Entre os papas mais recentes, São João Paulo II, na encíclica Evangelium vitae (20), afirma que “reivindicar o direito ao aborto, ao infanticídio, à eutanásia, e reconhecê-lo legalmente, equivale a atribuir à liberdade humana um significado perverso e iníquo: o significado de um poder absoluto sobre os outros e contra os outros. Mas isto é a morte da verdadeira liberdade”.

Seu sucessor, o Papa Emérito Bento XVI, em um discurso de 21 de fevereiro de 2011 à Pontifícia Academia para a Vida, fala que, “em um contexto cultural caracterizado pelo eclipse do sentido da vida, que reduziu a percepção comum da gravidade moral do aborto e de outras formas de ameaçar a vida humana, os médicos precisam de uma fortaleza especial para continuar afirmando que o aborto não resolve nada, que mata o filho, que destrói a mulher e cega a consciência do pai da criança, muitas vezes arruinando a vida familiar”.

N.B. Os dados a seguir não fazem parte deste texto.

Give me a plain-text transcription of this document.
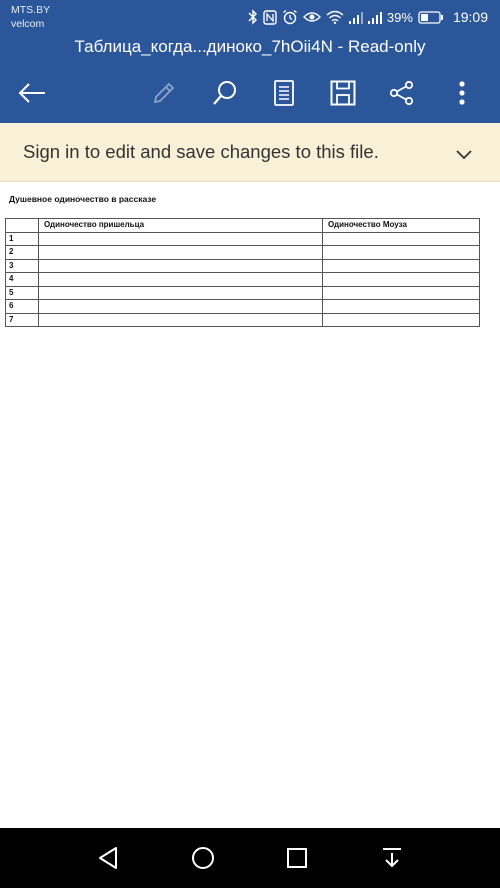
MTS.BY
velcom	39%	19:09
Таблица_когда...диноко_7hOii4N - Read-only
Sign in to edit and save changes to this file.
Душевное одиночество в рассказе
	Одиночество пришельца	Одиночество Моуза
1		
2		
3		
4		
5		
6		
7		
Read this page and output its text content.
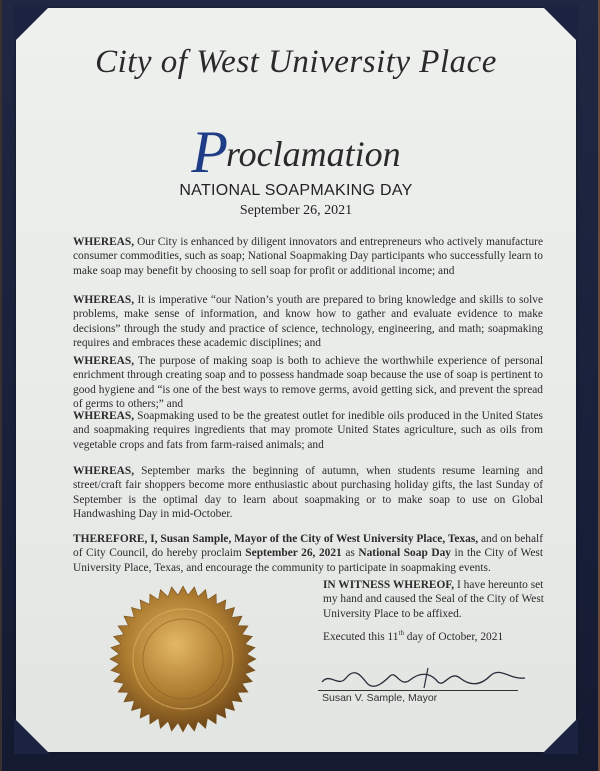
City of West University Place
Proclamation
NATIONAL SOAPMAKING DAY
September 26, 2021
WHEREAS, Our City is enhanced by diligent innovators and entrepreneurs who actively manufacture consumer commodities, such as soap; National Soapmaking Day participants who successfully learn to make soap may benefit by choosing to sell soap for profit or additional income; and
WHEREAS, It is imperative “our Nation’s youth are prepared to bring knowledge and skills to solve problems, make sense of information, and know how to gather and evaluate evidence to make decisions” through the study and practice of science, technology, engineering, and math; soapmaking requires and embraces these academic disciplines; and
WHEREAS, The purpose of making soap is both to achieve the worthwhile experience of personal enrichment through creating soap and to possess handmade soap because the use of soap is pertinent to good hygiene and “is one of the best ways to remove germs, avoid getting sick, and prevent the spread of germs to others;” and
WHEREAS, Soapmaking used to be the greatest outlet for inedible oils produced in the United States and soapmaking requires ingredients that may promote United States agriculture, such as oils from vegetable crops and fats from farm-raised animals; and
WHEREAS, September marks the beginning of autumn, when students resume learning and street/craft fair shoppers become more enthusiastic about purchasing holiday gifts, the last Sunday of September is the optimal day to learn about soapmaking or to make soap to use on Global Handwashing Day in mid-October.
THEREFORE, I, Susan Sample, Mayor of the City of West University Place, Texas, and on behalf of City Council, do hereby proclaim September 26, 2021 as National Soap Day in the City of West University Place, Texas, and encourage the community to participate in soapmaking events.
IN WITNESS WHEREOF, I have hereunto set my hand and caused the Seal of the City of West University Place to be affixed.
Executed this 11th day of October, 2021
Susan V. Sample, Mayor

Reiteradas vezes, o Papa Francisco condenou o aborto e ressaltou que a vida humana é sempre inviolável e que não há uma vida qualitativamente mais significativa que outra. Em discurso ao Fórum das Famílias, comparou algumas formas de aborto com a eugenia e, na recente entrevista durante o retorno da Eslováquia a Roma, há duas semanas, o Pontífice afirmou que o aborto é um homicídio e que “quem faz um aborto mata, sem meias palavras” e indagou: “É correto matar uma vida humana para resolver um problema?”.

Reflexão ampla

Como instituição da sociedade, a Igreja participa do debate sobre o tema do aborto, recordando que ela não pode ser resumida a uma questão de “saúde pública”, mas que envolve a proteção das duas vidas: da mulher gestante e da criança.

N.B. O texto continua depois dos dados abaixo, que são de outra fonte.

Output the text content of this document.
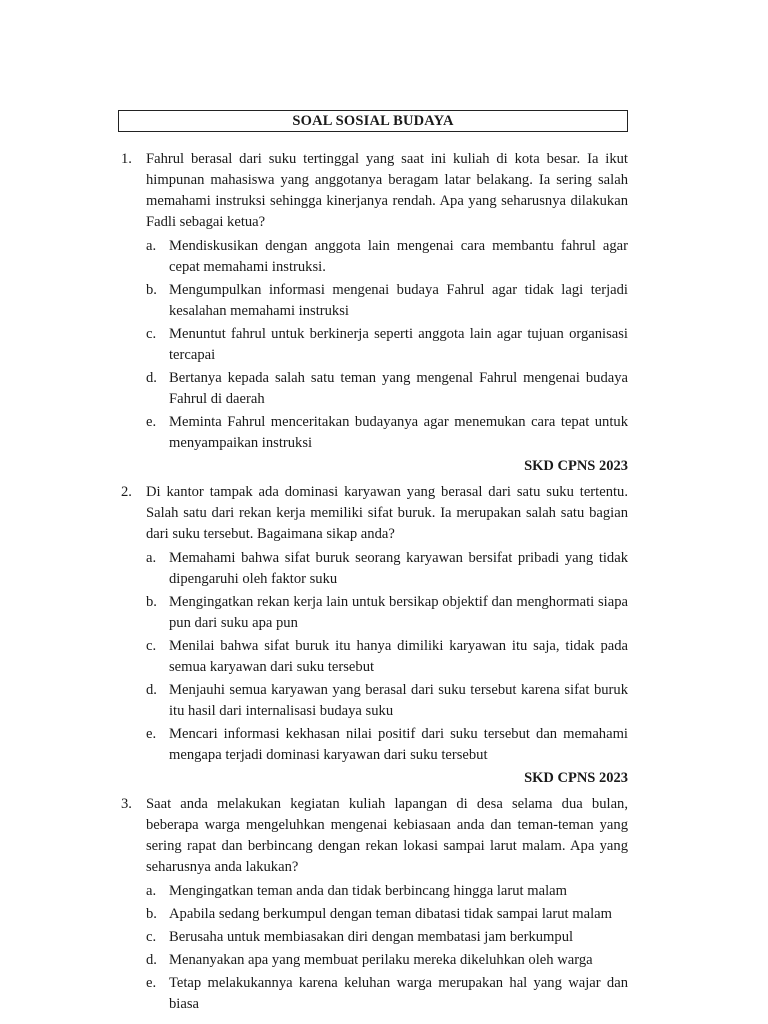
SOAL SOSIAL BUDAYA
1. Fahrul berasal dari suku tertinggal yang saat ini kuliah di kota besar. Ia ikut himpunan mahasiswa yang anggotanya beragam latar belakang. Ia sering salah memahami instruksi sehingga kinerjanya rendah. Apa yang seharusnya dilakukan Fadli sebagai ketua?
a. Mendiskusikan dengan anggota lain mengenai cara membantu fahrul agar cepat memahami instruksi.
b. Mengumpulkan informasi mengenai budaya Fahrul agar tidak lagi terjadi kesalahan memahami instruksi
c. Menuntut fahrul untuk berkinerja seperti anggota lain agar tujuan organisasi tercapai
d. Bertanya kepada salah satu teman yang mengenal Fahrul mengenai budaya Fahrul di daerah
e. Meminta Fahrul menceritakan budayanya agar menemukan cara tepat untuk menyampaikan instruksi
SKD CPNS 2023
2. Di kantor tampak ada dominasi karyawan yang berasal dari satu suku tertentu. Salah satu dari rekan kerja memiliki sifat buruk. Ia merupakan salah satu bagian dari suku tersebut. Bagaimana sikap anda?
a. Memahami bahwa sifat buruk seorang karyawan bersifat pribadi yang tidak dipengaruhi oleh faktor suku
b. Mengingatkan rekan kerja lain untuk bersikap objektif dan menghormati siapa pun dari suku apa pun
c. Menilai bahwa sifat buruk itu hanya dimiliki karyawan itu saja, tidak pada semua karyawan dari suku tersebut
d. Menjauhi semua karyawan yang berasal dari suku tersebut karena sifat buruk itu hasil dari internalisasi budaya suku
e. Mencari informasi kekhasan nilai positif dari suku tersebut dan memahami mengapa terjadi dominasi karyawan dari suku tersebut
SKD CPNS 2023
3. Saat anda melakukan kegiatan kuliah lapangan di desa selama dua bulan, beberapa warga mengeluhkan mengenai kebiasaan anda dan teman-teman yang sering rapat dan berbincang dengan rekan lokasi sampai larut malam. Apa yang seharusnya anda lakukan?
a. Mengingatkan teman anda dan tidak berbincang hingga larut malam
b. Apabila sedang berkumpul dengan teman dibatasi tidak sampai larut malam
c. Berusaha untuk membiasakan diri dengan membatasi jam berkumpul
d. Menanyakan apa yang membuat perilaku mereka dikeluhkan oleh warga
e. Tetap melakukannya karena keluhan warga merupakan hal yang wajar dan biasa
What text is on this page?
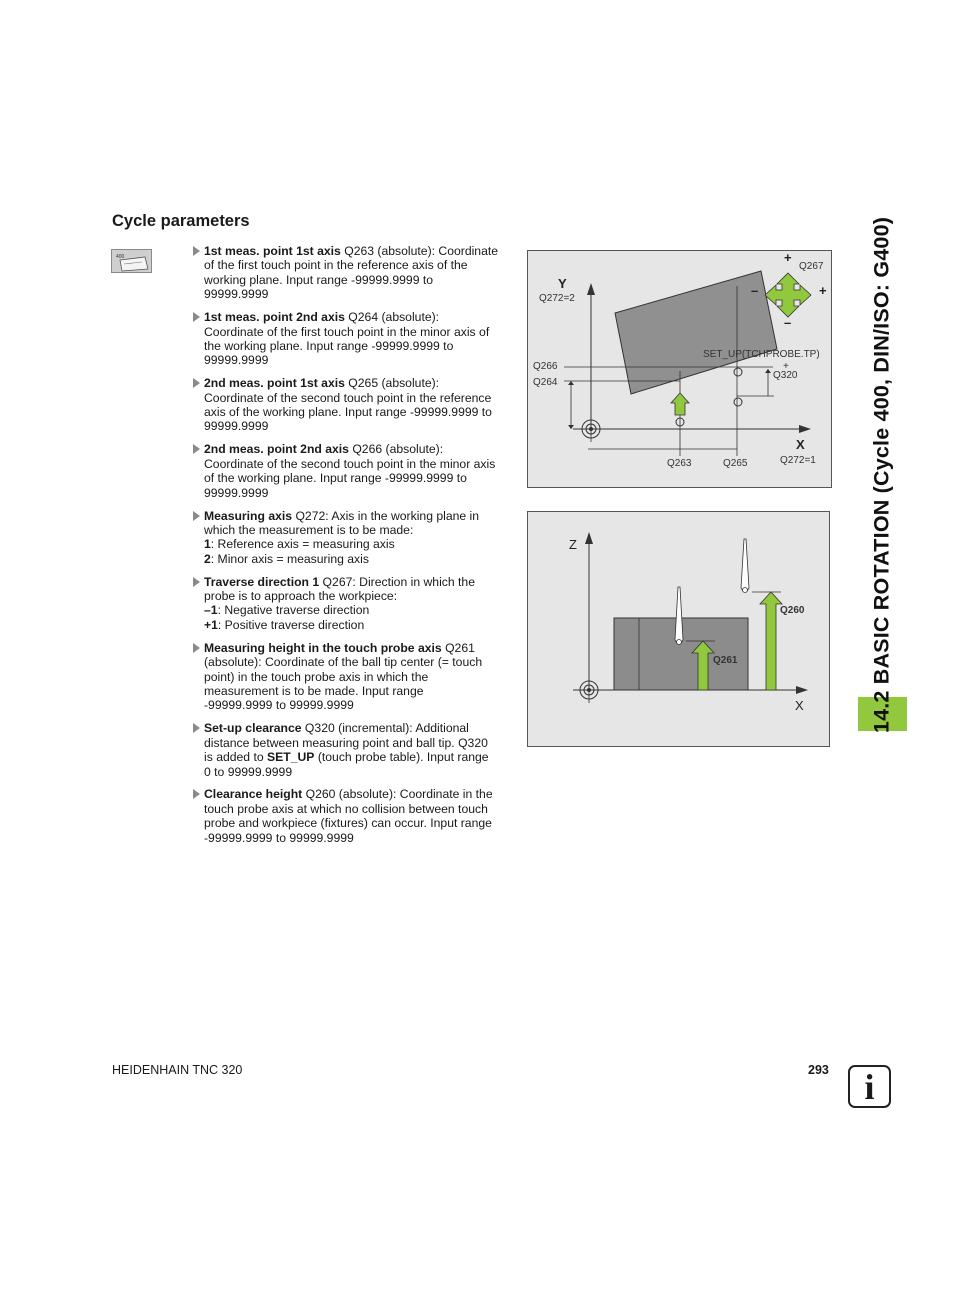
Cycle parameters
400	1st meas. point 1st axis Q263 (absolute): Coordinate
of the first touch point in the reference axis of the
working plane. Input range -99999.9999 to
99999.9999
1st meas. point 2nd axis Q264 (absolute):
Coordinate of the first touch point in the minor axis of
the working plane. Input range -99999.9999 to
99999.9999
2nd meas. point 1st axis Q265 (absolute):
Coordinate of the second touch point in the reference
axis of the working plane. Input range -99999.9999 to
99999.9999
2nd meas. point 2nd axis Q266 (absolute):
Coordinate of the second touch point in the minor axis
of the working plane. Input range -99999.9999 to
99999.9999
Measuring axis Q272: Axis in the working plane in
which the measurement is to be made:
1: Reference axis = measuring axis
2: Minor axis = measuring axis
Traverse direction 1 Q267: Direction in which the
probe is to approach the workpiece:
–1: Negative traverse direction
+1: Positive traverse direction
Measuring height in the touch probe axis Q261
(absolute): Coordinate of the ball tip center (= touch
point) in the touch probe axis in which the
measurement is to be made. Input range
-99999.9999 to 99999.9999
Set-up clearance Q320 (incremental): Additional
distance between measuring point and ball tip. Q320
is added to SET_UP (touch probe table). Input range
0 to 99999.9999
Clearance height Q260 (absolute): Coordinate in the
touch probe axis at which no collision between touch
probe and workpiece (fixtures) can occur. Input range
-99999.9999 to 99999.9999
Y
Q272=2
X
Q272=1
Q267
+
+
–
–
SET_UP(TCHPROBE.TP)
+
Q320
Q266
Q264
Q263	Q265
Z
X
Q260
Q261	14.2 BASIC ROTATION (Cycle 400, DIN/ISO: G400)
HEIDENHAIN TNC 320	293 i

As argumentações dos católicos na defesa da vida não se baseiam apenas no âmbito religioso e moral, mas também a partir de fundamentações de áreas como a Biologia, a Antropologia e o Direito Natural, contando com comissões multidisciplinares de pesquisa e estudo, como as pontifícias Academia de Ciências e para Vida (com membros católicos e não católicos), comissões de bioética e outros organismos.

Em artigo publicado no jornal O Estado de S. Paulo, em 11 de agosto de 2018, o Arcebispo de São Paulo reforçou que as questões em relação aos direitos e à dignidade da mulher podem e devem ser resolvidas sem suprimir a vida dos bebês ainda por nascerem.

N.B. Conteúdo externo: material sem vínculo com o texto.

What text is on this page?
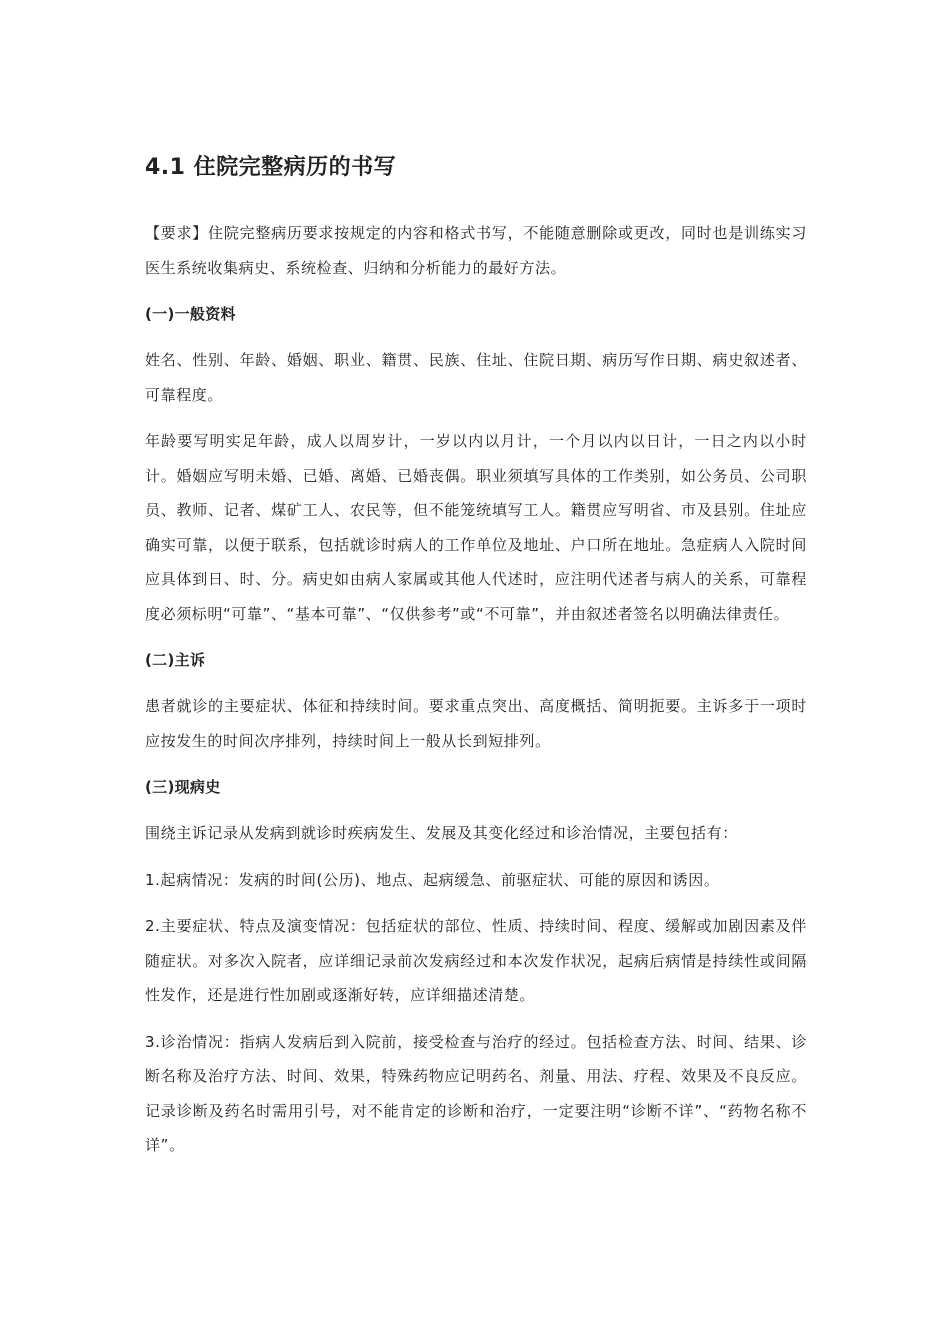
4.1 住院完整病历的书写

【要求】住院完整病历要求按规定的内容和格式书写，不能随意删除或更改，同时也是训练实习医生系统收集病史、系统检查、归纳和分析能力的最好方法。

(一)一般资料

姓名、性别、年龄、婚姻、职业、籍贯、民族、住址、住院日期、病历写作日期、病史叙述者、可靠程度。

年龄要写明实足年龄，成人以周岁计，一岁以内以月计，一个月以内以日计，一日之内以小时计。婚姻应写明未婚、已婚、离婚、已婚丧偶。职业须填写具体的工作类别，如公务员、公司职员、教师、记者、煤矿工人、农民等，但不能笼统填写工人。籍贯应写明省、市及县别。住址应确实可靠，以便于联系，包括就诊时病人的工作单位及地址、户口所在地址。急症病人入院时间应具体到日、时、分。病史如由病人家属或其他人代述时，应注明代述者与病人的关系，可靠程度必须标明“可靠”、“基本可靠”、“仅供参考”或“不可靠”，并由叙述者签名以明确法律责任。

(二)主诉

患者就诊的主要症状、体征和持续时间。要求重点突出、高度概括、简明扼要。主诉多于一项时应按发生的时间次序排列，持续时间上一般从长到短排列。

(三)现病史

围绕主诉记录从发病到就诊时疾病发生、发展及其变化经过和诊治情况，主要包括有：

1.起病情况：发病的时间(公历)、地点、起病缓急、前驱症状、可能的原因和诱因。

2.主要症状、特点及演变情况：包括症状的部位、性质、持续时间、程度、缓解或加剧因素及伴随症状。对多次入院者，应详细记录前次发病经过和本次发作状况，起病后病情是持续性或间隔性发作，还是进行性加剧或逐渐好转，应详细描述清楚。

3.诊治情况：指病人发病后到入院前，接受检查与治疗的经过。包括检查方法、时间、结果、诊断名称及治疗方法、时间、效果，特殊药物应记明药名、剂量、用法、疗程、效果及不良反应。记录诊断及药名时需用引号，对不能肯定的诊断和治疗，一定要注明“诊断不详”、“药物名称不详”。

“A maternidade não é doença nem mácula para a dignidade da mulher. A liberdade dela é preciosa, mas também está vinculada à responsabilidade que lhe corresponde. A gravidez inesperada pode ser prevenida com meios adequados, sobretudo com a educação e a informação […]. A injusta pobreza de muitos não pode ser argumento para eliminar o inocente e indefeso. As cifras presumidas de abortos clandestinos e os custos das complicações decorrentes devem ter uma solução que, honestamente, não poderia ser a legalização do morticínio de bebês ainda no ventre de suas mães”, afirmou o Cardeal Scherer.